2017-09-12 10:33:46(ost. akt: 2017-09-12 10:44:59)

Autor zdjęcia: Bartosz Cudnoch

- W przesłaniu Matki Bożej wyraźne są dwa kierunki – wezwanie do bliskości z Panem Bogiem przez modlitwę, w sposób szczególny Msza święta i różaniec, a także wezwanie do życia zgodnie z nauką Chrystusa – opowiada Ksiądz Arcybiskup Józef Górzyński, Metropolita Warmiński.
- Obchodzimy 140-lecie objawień Matki Bożej w Gietrzwałdzie. W innych regionach Polski, zwłaszcza na południu, Gietrzwałd ciągle jest mało znany. Nawet w środowiskach osób zaangażowanych w życie ruchów i wspólnot. Na pielgrzymki wybierane są częściej inne miejsca objawień w Europie. O Gietrzwałdzie rzadko się mówi.

- Ważnym powodem są uwarunkowania historyczne. Zarówno czas pruski pod zaborami, jak potem czasy komunistyczne nie sprzyjały nagłaśnianiu tego miejsca. Nawet wydarzenia wielkie, jak 100 -lecie objawień 40 lat temu, z udziałem Episkopatu, mimo obecności ok. 100 tys. wiernych nie było wystarczająco nagłośnione.
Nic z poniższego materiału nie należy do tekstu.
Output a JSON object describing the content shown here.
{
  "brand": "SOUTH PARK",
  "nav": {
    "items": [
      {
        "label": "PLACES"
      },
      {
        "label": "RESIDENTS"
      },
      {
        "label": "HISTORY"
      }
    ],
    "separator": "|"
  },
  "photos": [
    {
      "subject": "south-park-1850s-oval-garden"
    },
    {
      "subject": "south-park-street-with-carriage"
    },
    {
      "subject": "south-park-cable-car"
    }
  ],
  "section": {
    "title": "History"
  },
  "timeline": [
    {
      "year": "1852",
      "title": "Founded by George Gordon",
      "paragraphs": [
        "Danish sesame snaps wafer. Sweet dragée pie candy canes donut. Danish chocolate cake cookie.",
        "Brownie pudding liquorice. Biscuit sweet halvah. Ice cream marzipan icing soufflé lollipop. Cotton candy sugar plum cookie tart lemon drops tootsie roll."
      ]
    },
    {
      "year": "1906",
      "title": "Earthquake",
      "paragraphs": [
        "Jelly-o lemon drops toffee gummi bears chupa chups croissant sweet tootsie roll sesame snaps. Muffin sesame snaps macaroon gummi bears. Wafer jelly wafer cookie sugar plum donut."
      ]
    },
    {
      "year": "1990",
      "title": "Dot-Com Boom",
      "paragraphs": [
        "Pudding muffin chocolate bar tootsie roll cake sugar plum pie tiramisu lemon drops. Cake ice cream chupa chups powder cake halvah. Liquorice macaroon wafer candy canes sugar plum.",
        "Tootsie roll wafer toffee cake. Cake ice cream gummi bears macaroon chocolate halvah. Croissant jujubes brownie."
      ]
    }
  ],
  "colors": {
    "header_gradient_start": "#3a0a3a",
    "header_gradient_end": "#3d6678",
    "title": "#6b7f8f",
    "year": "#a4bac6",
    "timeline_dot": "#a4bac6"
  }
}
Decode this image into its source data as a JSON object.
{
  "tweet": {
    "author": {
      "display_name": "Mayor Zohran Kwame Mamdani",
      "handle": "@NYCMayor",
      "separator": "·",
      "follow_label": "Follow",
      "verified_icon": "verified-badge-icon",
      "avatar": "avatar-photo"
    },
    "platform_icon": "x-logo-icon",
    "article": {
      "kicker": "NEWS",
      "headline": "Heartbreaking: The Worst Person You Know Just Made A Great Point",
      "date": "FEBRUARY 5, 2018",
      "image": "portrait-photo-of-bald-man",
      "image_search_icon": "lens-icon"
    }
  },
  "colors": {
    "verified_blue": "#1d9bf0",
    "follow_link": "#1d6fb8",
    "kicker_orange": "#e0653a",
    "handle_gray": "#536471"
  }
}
W szerszej literaturze kościelnej, przeznaczonej dla dorosłych i dzieci, orędzie gietrzwałdzkie nie było często rozpowszechniane. Jednocześnie odbywały się tutaj kongresy mariologiczne, teologiczne. Przyjeżdżali teologowie zajmujący się tematyką maryjną. To pozwoliło zbadać orędzie gietrzwałdzkie, rozpatrzeć, potwierdzić zgodność z nauczeniem Kościoła.

- To jedyne miejsce objawień Maryi w Polsce uznane przez Kościół.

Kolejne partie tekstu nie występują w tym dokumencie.